Sendero guerrillas attacked the main police anti-drug base in the valley at Santa Lucia last month, and some of the 20 or so U.S. personnel normally stationed there joined Peruvian police in the 85-minute gun battle.
Fujimori said the coca growers will not give up their lucrative crop unless they are provided with the infrastructure and markets for legal crops.
“If we abandon the growers, they are going to keep producing more coca,” he said. “These people cannot get their products to market. What they need is roads and transport that will permit agriculture to be profitable. . . . You have to proceed respecting the laws of economics. If there are roads and a railway, then the legal crops are going to be as profitable as the coca.”
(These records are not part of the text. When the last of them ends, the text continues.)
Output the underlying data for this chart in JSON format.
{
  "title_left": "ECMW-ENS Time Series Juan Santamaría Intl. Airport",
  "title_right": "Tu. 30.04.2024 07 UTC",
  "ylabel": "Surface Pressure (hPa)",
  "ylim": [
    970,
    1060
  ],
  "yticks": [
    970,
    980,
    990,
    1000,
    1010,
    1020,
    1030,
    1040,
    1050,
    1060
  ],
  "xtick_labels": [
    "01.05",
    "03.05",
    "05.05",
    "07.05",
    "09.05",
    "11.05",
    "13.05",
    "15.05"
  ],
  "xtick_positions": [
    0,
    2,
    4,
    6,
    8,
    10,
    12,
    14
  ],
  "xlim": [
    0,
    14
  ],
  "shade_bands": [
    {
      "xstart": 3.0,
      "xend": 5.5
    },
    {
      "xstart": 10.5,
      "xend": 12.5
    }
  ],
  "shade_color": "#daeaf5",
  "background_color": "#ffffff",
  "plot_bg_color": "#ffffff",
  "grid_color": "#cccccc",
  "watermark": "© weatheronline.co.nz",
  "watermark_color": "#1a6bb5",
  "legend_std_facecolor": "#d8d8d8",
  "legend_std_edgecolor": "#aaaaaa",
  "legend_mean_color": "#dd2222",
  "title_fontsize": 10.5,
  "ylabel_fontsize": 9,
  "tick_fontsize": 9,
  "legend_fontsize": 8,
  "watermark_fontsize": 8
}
The United States is providing about $3 million in economic aid in its anti-drug program for Peru this fiscal year. Next year, the amount is scheduled to rise to $63.1 million, although U.S. officials say that virtually none of the money is to be spent in the Upper Huallaga because of the security threat there to any aid project.
Fujimori said that even the $63 million in assistance is “a very great disproportion . . . considering the $120 billion that is spent (annually) in the U.S. to buy cocaine. That amount of aid is completely insufficient. We are not going to obtain any results; it is a palliative.”
Asked whether the police action against drug-trafficking should be halted altogether in favor of economic aid, Fujimori replied: “If the resources are scarce, I would direct more funds to development rather than to repression.”
He applied the same logic to the U.S. plan to spend $36 million to outfit and train Peruvian soldiers to help them combat Sendero Luminoso in the valley and thus improve security.
“While there is misery, Sendero is going to continue advancing,” he said. “It is necessary to recognize the profound cause of each one of these problems.”
Fujimori, who has yet to announce a specific government program, said the sudden gains by his newly formed party, Cambio 90 (Change 90), was a manifestation of popular rebellion against both poverty and Sendero.